In Ahrensbök gibt es eine beunruhigend große Anzahl rechtsradikaler Jugendlicher. Frau X schilderte diese als sehr gewaltbereit und sehr verschlossen gegenüber Fremden. Im Jugendzentrum begrüßen sich einige Jugendliche mit dem Hitlergruß und rufen Sieg Heil. Als Grund für das Denken der Jugendlichen nannte Frau X eine Verherrlichung des Nationalsozialismus durch die Großelterngeneration. Die Großeltern hätten ihren Enkelkindern von der Zeit erzählt und versichert, Wenn Hitler noch leben würde, wäre alles besser. Angeblich habe man damals seine Meinung frei äußern können. Es habe eine große Gemeinschaft existiert. Diese gefährliche Verklärung des Nationalsozialismus mische sich mit heutiger Fremden- und Ausländerfeindlichkeit. Wenn der Vater eines deutschen Kindes arbeitslos werde, würde in einigen Familien nach einem Sündenbock gesucht. Die Türken würden dann verantwortlich gemacht. Das würden die Kinder miterleben. Und das sei etwas, was zu dem rechtsextremen Denken führe.
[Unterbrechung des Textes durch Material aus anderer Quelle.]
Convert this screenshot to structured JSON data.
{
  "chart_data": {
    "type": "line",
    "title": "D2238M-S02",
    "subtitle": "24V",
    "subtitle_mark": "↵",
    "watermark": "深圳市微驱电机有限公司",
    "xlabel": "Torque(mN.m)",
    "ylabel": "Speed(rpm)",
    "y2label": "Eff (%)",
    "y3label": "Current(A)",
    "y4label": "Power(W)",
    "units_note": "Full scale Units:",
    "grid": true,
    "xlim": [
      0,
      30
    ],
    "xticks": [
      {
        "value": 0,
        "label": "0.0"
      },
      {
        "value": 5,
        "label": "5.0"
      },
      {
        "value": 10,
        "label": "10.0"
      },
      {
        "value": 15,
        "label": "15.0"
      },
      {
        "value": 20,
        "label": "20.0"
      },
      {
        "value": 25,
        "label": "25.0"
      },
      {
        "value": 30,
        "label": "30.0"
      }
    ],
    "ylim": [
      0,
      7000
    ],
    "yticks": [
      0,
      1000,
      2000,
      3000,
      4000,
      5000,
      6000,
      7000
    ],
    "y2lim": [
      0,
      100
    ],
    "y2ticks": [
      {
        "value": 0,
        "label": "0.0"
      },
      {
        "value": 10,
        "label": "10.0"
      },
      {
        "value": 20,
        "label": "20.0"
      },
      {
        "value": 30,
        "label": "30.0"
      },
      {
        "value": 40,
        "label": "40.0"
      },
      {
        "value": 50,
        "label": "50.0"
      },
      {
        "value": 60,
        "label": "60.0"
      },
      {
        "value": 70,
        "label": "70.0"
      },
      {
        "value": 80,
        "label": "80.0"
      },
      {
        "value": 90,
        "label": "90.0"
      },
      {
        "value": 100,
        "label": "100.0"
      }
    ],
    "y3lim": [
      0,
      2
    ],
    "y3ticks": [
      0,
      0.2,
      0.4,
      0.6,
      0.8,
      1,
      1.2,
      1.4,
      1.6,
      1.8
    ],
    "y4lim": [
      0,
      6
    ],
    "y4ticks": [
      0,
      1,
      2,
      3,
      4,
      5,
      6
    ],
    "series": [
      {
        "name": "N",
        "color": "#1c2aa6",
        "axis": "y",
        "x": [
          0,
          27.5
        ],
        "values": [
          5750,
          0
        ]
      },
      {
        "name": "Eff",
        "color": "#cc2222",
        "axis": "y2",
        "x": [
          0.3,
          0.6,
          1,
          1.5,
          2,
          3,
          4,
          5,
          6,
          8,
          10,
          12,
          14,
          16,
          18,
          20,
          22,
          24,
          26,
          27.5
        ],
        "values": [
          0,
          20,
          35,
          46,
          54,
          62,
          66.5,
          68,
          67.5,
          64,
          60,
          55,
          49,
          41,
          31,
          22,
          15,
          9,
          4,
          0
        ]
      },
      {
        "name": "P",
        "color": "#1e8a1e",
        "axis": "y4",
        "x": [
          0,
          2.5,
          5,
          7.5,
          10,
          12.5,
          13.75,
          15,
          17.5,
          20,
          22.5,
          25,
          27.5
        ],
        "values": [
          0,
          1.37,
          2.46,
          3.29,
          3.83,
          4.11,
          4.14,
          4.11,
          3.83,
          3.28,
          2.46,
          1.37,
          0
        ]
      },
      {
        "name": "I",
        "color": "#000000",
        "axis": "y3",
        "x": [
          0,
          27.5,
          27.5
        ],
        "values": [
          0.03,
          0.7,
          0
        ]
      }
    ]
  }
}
Auch seien die Jugendlichen sehr stolz, Ahrensböker zu sein. Alles, was die Jugendlichen nicht kennen, meiden sie oder bekämpfen sie sogar.

Viele Schüler beschäftigen sich nach Aussage von Frau X mit den NS-Geschehnissen in Ahrensbök. In vielen Schulen würden Projekte gemacht, in denen die Schüler mit Zeitzeugen sprächen oder doch Interviews mit ihnen sähen.
Frau X findet das sehr wichtig. Man dürfe auch den Menschen, die sich selbst als Nazis bezeichnen, nicht den Rücken zukehren, sondern müsse ihnen die Scheußlichkeiten des NS-Regimes aufzeigen, um ihre Einstellung zu ändern.